Муса промолчал, но каждый увидел знак утверждения, повисший в пустоте физического пространства разреженным хвостом кометы.
— Сделай это, — попросил И.Д.К. — Мы вернемся сюда и в это время, но прежде я хочу увидеть путь этой цивилизации.
— Мы вернемся сюда, потому что решение придется принимать здесь и сейчас, — сказал И.Д.К., обращаясь лишь к Йосефу и отгородив мысль от Мусы и Ричарда. — Спор, предложенный тобой, важен, но я думаю, что, проследив путь разума, ты поймешь, в чем слабость твоей аргументации.
— В путь! — сказал он вслух.
— Отправляйтесь, — Ричард принял решение неожиданно даже для себя, и никому не удалось проследить логику его умозаключений. — Я подожду здесь и сейчас. Впрочем, если Муса будет вести вас точно, ждать мне придется недолго.

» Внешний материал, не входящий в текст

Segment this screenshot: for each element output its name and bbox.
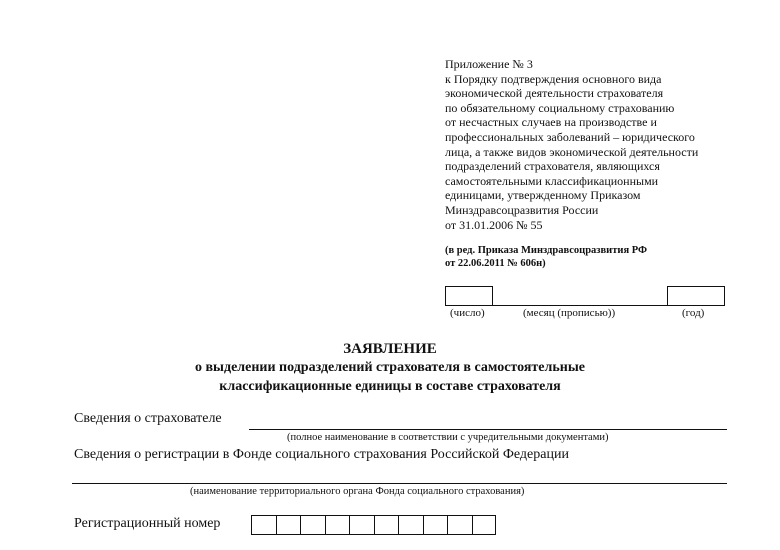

Никто не собирался оспаривать решение Ричарда.
Хаиму было хорошо. Он просыпался утром там, где хотел. Первое время ему хотелось — по привычке — просыпаться в своей кроватке и в своей комнате. Открывая глаза, он видел над собой потолок с косо проходившей к углу трещиной и привычно оценивал — увеличилась трещина за ночь или осталась такой же, какой была. Он не хотел, чтобы трещина росла, и она не росла.

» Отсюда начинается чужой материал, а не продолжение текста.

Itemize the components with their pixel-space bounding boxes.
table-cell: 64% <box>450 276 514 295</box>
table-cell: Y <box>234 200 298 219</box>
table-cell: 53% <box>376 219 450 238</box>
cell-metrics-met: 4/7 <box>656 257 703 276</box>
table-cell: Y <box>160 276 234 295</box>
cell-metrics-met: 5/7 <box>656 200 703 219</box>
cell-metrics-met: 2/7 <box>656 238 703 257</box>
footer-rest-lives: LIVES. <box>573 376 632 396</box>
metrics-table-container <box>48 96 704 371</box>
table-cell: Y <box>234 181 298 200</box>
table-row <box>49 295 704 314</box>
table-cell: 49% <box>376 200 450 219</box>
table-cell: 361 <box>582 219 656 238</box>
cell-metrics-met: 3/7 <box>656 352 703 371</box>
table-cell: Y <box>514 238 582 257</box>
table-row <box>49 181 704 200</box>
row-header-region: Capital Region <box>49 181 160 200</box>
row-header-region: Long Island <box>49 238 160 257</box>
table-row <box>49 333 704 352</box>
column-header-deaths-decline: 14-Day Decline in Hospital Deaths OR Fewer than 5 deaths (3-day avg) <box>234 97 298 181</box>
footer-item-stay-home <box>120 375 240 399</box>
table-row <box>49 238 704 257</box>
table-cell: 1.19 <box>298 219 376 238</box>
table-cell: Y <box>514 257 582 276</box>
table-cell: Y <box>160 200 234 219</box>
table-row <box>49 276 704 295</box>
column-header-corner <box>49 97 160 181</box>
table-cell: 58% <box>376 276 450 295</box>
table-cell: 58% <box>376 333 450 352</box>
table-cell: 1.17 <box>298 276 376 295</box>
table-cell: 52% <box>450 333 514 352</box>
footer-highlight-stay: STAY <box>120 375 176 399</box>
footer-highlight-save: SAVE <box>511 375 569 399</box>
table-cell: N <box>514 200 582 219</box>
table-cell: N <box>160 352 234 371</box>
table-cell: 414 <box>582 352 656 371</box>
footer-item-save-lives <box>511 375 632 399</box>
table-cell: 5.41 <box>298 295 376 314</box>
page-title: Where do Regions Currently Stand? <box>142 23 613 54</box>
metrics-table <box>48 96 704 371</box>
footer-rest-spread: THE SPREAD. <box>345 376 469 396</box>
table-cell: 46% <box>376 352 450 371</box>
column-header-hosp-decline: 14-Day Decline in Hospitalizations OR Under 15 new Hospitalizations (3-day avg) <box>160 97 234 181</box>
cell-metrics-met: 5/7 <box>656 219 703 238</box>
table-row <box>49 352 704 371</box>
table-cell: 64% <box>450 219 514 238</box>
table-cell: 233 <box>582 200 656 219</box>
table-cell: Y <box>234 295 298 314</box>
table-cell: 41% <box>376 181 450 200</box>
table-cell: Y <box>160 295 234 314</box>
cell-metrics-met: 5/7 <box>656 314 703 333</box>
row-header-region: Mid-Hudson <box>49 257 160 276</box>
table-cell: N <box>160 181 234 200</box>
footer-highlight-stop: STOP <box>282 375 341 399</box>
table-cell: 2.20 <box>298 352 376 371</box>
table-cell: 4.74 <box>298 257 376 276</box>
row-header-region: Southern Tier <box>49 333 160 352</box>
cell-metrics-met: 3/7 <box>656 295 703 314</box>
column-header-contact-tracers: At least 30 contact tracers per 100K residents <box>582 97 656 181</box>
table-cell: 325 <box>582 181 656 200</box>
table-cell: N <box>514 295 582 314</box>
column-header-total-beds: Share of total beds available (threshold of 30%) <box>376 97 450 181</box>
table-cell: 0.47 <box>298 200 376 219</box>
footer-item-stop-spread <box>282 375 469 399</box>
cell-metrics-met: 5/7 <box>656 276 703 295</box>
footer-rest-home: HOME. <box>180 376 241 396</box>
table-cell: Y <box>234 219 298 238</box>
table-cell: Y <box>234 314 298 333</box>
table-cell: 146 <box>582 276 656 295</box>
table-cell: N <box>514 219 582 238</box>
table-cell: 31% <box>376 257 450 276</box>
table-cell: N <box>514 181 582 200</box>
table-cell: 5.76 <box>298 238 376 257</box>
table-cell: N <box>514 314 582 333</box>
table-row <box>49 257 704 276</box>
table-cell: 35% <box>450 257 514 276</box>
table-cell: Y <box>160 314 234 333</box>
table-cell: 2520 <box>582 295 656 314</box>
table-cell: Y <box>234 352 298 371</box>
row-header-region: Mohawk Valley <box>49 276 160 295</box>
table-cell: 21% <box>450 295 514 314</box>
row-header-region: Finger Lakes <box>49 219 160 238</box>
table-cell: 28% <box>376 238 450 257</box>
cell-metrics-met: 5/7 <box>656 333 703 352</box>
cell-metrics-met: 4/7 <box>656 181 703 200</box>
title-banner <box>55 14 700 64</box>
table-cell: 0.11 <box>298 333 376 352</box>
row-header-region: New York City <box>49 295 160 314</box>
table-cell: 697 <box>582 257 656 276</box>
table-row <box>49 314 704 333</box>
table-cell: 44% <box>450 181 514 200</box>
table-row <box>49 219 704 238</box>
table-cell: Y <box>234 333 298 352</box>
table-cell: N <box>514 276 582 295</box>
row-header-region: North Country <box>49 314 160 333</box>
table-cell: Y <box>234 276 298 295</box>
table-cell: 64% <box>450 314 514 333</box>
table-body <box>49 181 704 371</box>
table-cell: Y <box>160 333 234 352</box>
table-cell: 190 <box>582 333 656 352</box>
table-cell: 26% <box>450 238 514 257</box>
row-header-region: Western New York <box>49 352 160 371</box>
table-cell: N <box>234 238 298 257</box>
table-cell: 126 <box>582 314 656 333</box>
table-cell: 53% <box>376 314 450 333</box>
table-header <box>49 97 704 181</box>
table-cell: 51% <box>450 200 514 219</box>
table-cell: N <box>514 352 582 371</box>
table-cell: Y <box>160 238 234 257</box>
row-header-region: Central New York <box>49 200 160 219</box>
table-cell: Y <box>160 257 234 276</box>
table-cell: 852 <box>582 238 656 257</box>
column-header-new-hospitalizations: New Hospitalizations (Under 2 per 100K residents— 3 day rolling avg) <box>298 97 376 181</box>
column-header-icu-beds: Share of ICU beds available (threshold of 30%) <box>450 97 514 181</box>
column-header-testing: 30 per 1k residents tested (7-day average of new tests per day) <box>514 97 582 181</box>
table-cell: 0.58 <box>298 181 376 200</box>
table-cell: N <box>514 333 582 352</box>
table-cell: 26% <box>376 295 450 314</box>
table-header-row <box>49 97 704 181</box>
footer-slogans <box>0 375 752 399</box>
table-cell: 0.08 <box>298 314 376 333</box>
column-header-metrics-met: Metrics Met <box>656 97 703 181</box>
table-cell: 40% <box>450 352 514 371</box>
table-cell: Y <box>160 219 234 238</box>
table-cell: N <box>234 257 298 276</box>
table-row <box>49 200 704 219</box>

Время от времени, когда Хаим начинал вдруг тосковать, он видел перед собой маму и говорил с ней, мама гладила его по голове и каждый раз задавала один и тот же вопрос:
— Можно мне придти к тебе? Или — лучше — ты приходи жить к нам на Саграбал…

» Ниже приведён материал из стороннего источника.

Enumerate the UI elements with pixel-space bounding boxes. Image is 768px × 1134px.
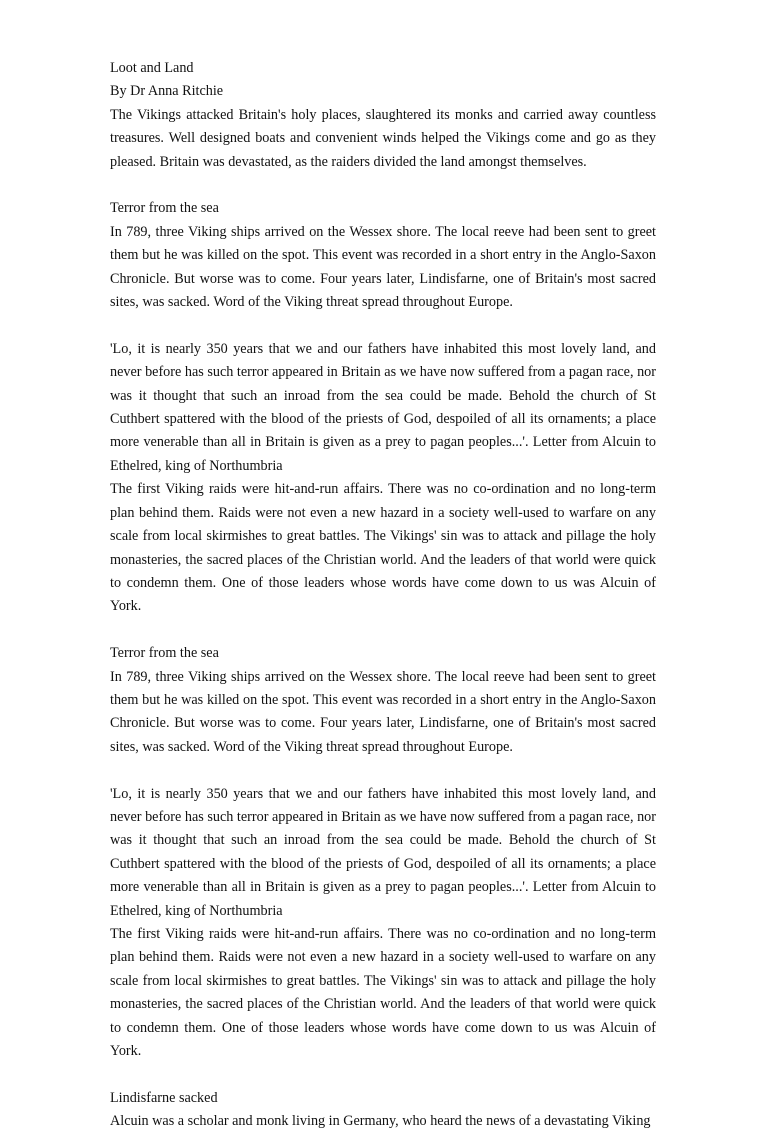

Хаим энергично мотал головой — он не хотел ни того, ни другого. Он не знал почему. Здесь он был один, когда хотел, а когда не хотел — придумывал себе друзей среди людей или животных, и они немедленно являлись, игры получались славными и продолжались ровно столько, сколько хотелось Хаиму. А потом друзья уходили, и Хаим оставлял себе — на ночь — только лису Алису, странное существо, похожее не на лисенка, а на условную фигуру-иллюстрацию к одному из русских изданий «Золотого ключика». Лиса рассказывала Хаиму историю про Буратино точно по тексту Алексея Толстого, о чем Хаим не догадывался, хотя, на самом деле, текст книги извлекался из его собственной зрительной памяти. Время от времени, ощутив, видимо, что мальчик начинает скучать, лиса переходила на итальянскую книжку про Пиноккио или начинала длинный рассказ про черепашек ниндзя.